I asked about NeoGov, the digital hiring system that Pennsylvania and 25 other states are supposed to be using to replace the old system of state job exams. “It sounds very much worth checking for unintended bias,” Weinberg says.

Or consider the political impact of YouTube: “Its goal is to get users to keep watching ‘related’ videos. These tend to be extreme, and outrageous and to push viewers toward extreme-outrageous positions. Even if that is not intended.” As Wired notes here.  See also the recent Guardian article featuring ex-Google engineer Guillame Cashlot’s observations on “how YouTube’s algorithm distorts truth.”

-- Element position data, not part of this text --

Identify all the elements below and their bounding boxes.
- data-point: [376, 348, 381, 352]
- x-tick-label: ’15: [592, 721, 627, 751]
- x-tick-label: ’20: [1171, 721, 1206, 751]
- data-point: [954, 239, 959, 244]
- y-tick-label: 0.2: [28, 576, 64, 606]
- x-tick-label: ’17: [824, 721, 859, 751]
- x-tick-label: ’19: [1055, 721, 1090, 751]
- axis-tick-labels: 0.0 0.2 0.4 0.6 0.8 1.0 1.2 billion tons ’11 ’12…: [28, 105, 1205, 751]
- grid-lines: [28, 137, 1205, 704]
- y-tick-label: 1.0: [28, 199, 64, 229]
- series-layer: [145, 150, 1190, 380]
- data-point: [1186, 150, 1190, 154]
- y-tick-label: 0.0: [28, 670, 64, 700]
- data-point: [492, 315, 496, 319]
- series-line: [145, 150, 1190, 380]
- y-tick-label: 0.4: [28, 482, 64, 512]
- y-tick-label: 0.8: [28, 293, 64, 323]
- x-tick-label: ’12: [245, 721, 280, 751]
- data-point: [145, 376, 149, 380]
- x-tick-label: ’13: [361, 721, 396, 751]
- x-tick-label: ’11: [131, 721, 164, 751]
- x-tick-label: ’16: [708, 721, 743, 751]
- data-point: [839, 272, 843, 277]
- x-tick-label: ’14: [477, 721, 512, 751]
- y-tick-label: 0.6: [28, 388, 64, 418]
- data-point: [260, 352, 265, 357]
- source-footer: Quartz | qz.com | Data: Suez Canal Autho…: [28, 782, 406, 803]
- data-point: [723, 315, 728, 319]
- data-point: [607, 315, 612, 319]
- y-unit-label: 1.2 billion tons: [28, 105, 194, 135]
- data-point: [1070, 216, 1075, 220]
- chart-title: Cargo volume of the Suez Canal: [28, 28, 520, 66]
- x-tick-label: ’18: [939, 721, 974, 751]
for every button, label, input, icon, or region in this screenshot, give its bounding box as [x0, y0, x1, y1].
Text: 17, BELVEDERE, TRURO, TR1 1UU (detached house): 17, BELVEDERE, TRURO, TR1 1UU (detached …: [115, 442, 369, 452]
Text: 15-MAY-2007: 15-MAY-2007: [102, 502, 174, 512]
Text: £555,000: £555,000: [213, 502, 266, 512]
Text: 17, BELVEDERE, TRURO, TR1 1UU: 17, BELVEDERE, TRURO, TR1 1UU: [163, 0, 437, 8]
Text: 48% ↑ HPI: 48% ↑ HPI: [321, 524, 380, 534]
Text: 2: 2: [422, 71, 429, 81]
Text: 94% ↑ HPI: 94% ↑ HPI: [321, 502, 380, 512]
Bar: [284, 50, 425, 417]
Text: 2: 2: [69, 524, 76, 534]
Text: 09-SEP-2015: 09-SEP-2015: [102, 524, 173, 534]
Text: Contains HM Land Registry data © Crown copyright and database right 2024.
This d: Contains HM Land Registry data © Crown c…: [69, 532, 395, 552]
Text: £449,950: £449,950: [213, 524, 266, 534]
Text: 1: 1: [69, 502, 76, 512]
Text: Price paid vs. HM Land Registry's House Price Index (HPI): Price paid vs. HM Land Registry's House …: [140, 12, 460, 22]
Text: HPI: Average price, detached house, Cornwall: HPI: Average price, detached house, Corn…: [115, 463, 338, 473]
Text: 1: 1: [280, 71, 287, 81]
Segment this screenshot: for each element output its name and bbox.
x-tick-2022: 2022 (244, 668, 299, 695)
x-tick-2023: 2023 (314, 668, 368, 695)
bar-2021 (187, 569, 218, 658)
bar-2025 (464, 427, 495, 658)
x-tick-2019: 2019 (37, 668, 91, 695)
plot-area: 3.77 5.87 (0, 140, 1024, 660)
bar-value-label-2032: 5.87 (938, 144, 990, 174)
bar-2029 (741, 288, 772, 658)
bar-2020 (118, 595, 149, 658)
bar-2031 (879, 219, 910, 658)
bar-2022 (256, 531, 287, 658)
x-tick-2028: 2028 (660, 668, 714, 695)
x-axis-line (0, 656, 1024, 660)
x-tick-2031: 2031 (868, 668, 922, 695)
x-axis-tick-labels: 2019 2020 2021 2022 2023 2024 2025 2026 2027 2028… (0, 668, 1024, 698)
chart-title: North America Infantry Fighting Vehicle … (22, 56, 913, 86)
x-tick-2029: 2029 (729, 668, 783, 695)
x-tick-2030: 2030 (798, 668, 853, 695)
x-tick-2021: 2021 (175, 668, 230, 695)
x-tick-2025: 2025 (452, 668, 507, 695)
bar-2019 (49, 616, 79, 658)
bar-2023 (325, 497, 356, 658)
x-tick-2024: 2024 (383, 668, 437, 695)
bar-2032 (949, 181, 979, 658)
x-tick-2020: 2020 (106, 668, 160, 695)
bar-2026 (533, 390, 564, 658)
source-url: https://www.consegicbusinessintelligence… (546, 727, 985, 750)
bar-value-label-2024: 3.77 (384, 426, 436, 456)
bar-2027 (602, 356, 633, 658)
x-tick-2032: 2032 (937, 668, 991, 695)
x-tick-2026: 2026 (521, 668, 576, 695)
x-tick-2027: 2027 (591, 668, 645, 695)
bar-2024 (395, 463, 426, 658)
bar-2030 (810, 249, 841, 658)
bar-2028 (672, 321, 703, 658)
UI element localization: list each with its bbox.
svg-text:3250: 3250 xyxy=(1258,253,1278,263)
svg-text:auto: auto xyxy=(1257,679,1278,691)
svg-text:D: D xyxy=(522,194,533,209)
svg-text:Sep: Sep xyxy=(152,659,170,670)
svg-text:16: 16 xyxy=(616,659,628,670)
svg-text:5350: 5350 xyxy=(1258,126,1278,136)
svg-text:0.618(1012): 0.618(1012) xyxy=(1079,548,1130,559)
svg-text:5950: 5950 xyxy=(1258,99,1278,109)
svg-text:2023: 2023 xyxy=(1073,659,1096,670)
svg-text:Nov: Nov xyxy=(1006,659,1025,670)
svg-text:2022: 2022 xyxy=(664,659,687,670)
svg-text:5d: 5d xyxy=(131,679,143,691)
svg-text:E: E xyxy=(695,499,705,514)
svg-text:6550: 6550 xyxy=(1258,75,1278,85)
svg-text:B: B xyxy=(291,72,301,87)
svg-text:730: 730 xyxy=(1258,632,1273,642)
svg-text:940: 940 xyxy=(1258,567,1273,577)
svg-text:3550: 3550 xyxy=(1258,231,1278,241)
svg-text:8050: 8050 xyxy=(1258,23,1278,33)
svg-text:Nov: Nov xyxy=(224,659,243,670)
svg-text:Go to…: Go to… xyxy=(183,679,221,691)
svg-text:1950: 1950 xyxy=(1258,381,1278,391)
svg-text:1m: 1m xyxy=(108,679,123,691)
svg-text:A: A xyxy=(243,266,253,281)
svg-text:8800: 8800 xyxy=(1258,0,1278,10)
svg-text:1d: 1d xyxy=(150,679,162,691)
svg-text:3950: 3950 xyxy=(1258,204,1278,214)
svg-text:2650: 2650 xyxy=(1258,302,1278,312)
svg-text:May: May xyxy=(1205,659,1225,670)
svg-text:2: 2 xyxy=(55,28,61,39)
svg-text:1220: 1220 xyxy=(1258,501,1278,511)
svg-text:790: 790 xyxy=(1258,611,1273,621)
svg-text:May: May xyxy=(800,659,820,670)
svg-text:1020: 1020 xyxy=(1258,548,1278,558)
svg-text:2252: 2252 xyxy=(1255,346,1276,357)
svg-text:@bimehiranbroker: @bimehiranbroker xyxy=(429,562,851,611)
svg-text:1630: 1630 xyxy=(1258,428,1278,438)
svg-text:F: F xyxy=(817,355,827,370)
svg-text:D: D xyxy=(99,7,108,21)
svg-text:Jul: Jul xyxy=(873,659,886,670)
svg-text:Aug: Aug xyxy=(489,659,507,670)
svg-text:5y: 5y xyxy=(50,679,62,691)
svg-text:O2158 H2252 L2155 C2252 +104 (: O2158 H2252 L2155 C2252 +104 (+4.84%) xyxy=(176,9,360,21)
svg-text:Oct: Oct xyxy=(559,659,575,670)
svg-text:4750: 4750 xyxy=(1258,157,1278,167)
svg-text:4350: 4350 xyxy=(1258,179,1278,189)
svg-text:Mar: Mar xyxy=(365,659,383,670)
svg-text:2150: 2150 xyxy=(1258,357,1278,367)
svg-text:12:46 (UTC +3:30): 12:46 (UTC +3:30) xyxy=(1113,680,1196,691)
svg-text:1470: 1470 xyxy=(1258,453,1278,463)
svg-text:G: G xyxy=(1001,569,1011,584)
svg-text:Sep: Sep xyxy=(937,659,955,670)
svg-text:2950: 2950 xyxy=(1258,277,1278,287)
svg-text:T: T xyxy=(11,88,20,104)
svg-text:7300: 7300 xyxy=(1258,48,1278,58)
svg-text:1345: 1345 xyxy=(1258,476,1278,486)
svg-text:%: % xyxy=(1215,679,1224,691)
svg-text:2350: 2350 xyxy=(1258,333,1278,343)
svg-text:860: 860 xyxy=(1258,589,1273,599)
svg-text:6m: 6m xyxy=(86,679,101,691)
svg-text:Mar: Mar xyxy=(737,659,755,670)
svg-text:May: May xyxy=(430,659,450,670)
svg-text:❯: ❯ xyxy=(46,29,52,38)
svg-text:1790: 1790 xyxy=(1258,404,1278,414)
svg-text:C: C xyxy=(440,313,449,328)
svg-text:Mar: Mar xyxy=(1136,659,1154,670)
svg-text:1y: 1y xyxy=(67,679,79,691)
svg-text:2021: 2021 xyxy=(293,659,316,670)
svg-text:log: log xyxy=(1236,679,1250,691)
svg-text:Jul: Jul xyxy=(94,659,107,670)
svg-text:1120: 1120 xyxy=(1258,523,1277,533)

How do we unwind social media to find what the old futurist Vance Packard called “hidden persuaders” and Columbia Law prof Tim Wu calls the Attention Merchants? “Julia Angwin pioneered this area of journalism,” starting at the Wall Street Journal and moving on to ProPublica, Weinberg says. See Angwin’s investigation tracking Google’s information collection under its Chrome browser’s supposed Incognito mode 

See also Angwin’s work for the Wall Street Journal, aided by Weinberg, who has given grants for reporters to hire programming assistance. “We found a lot of ‘tailoring’ happening in Incognito searches, around topics including gun control, abortion, climate change. There were ‘magic keywords’ that would add additional news articles Google said you ‘previously searched for.’

“It turned out ‘Obama’ was a magic keyword and ‘Romney’ wasn’t. There were millions of extra Obama ideas and items. It was the reverse of what happened in the Trump/Clinton election,” when Trump videos got a lot more attention than Clinton videos because they were bolder and drew in more viewers, ensuring more Trump videos got served to viewers. “Unintentional? But effective.”

Angwin also showed how “Amazon was promoting their own products over others even though the price is not lower.”  See also her ProPublica series on “machine bias”. Angwin’s reporting, Weinberg says, “has kicked off more of this in other organizations.” Similar methods can be/have been used to show, for example, what looks like racial bias in insurance policies quoted online. “There is also this idea of charging people different prices based on their data or location.” What bases do auto insurers, travel sites, banks and retailers use for quoting some readers higher prices, some lower? Is it something as crude as a zip code, as tenuous as a shopping-site visitation history?

It’s the Filter Bubble, as leftish Web-watcher Eli Pariser called the phenomenon in his 2011 book. “It’s not balanced,” says Weinberg. “You can apply this to Netflix, Twitter, YouTube, Facebook, in terms of the individualized filter bubble and what they are generally promoting. Examine search results. Compare users in different locations and circumstances. Ask: Do the search results fall, not fairly, across political and racial lines?”

It takes work, but it’s not complex, Weinberg adds. “These are repeatable studies. The tech side of this is not too complicated. When you read one, check the published methodologies. They make an ‘automated crawl.’ An undergraduate intern could run the numbers, any programmer. Maybe they will pretend they are consumers filling out an online application form, and get the quotes.”

I noted how professional news organizations typically prevent reporters from lying about their identities. But what’s wrong with testing different potential residences or incomes? he asked.

“Someone can always get the data. The more difficult part is analyzing the data and making sure you are not making a spurious conclusion. Once you know what you are looking for, it’s not that difficult. There are a lot of tools available. It’s interesting, it’s important, to repeat studies; it’s like science, it can apply in a lot of areas.” What works in analyzing Amazon will work with your local retailer, too. And with big financial companies — Allstate and  Nationwide, Fidelity and BlackRock, Fanatics vs. Dick’s.

Weinberg is looking to sponsor more professional reporting, including Philly-centric work. “I’m interested in anyone calling these things to task. I’m interested in this area, I live here. I’m interested in any reporting around deep analysis of what tech companies are doing. Related to what we are doing [at DuckDuckGo] or not. I think it’s pernicious for everyone.”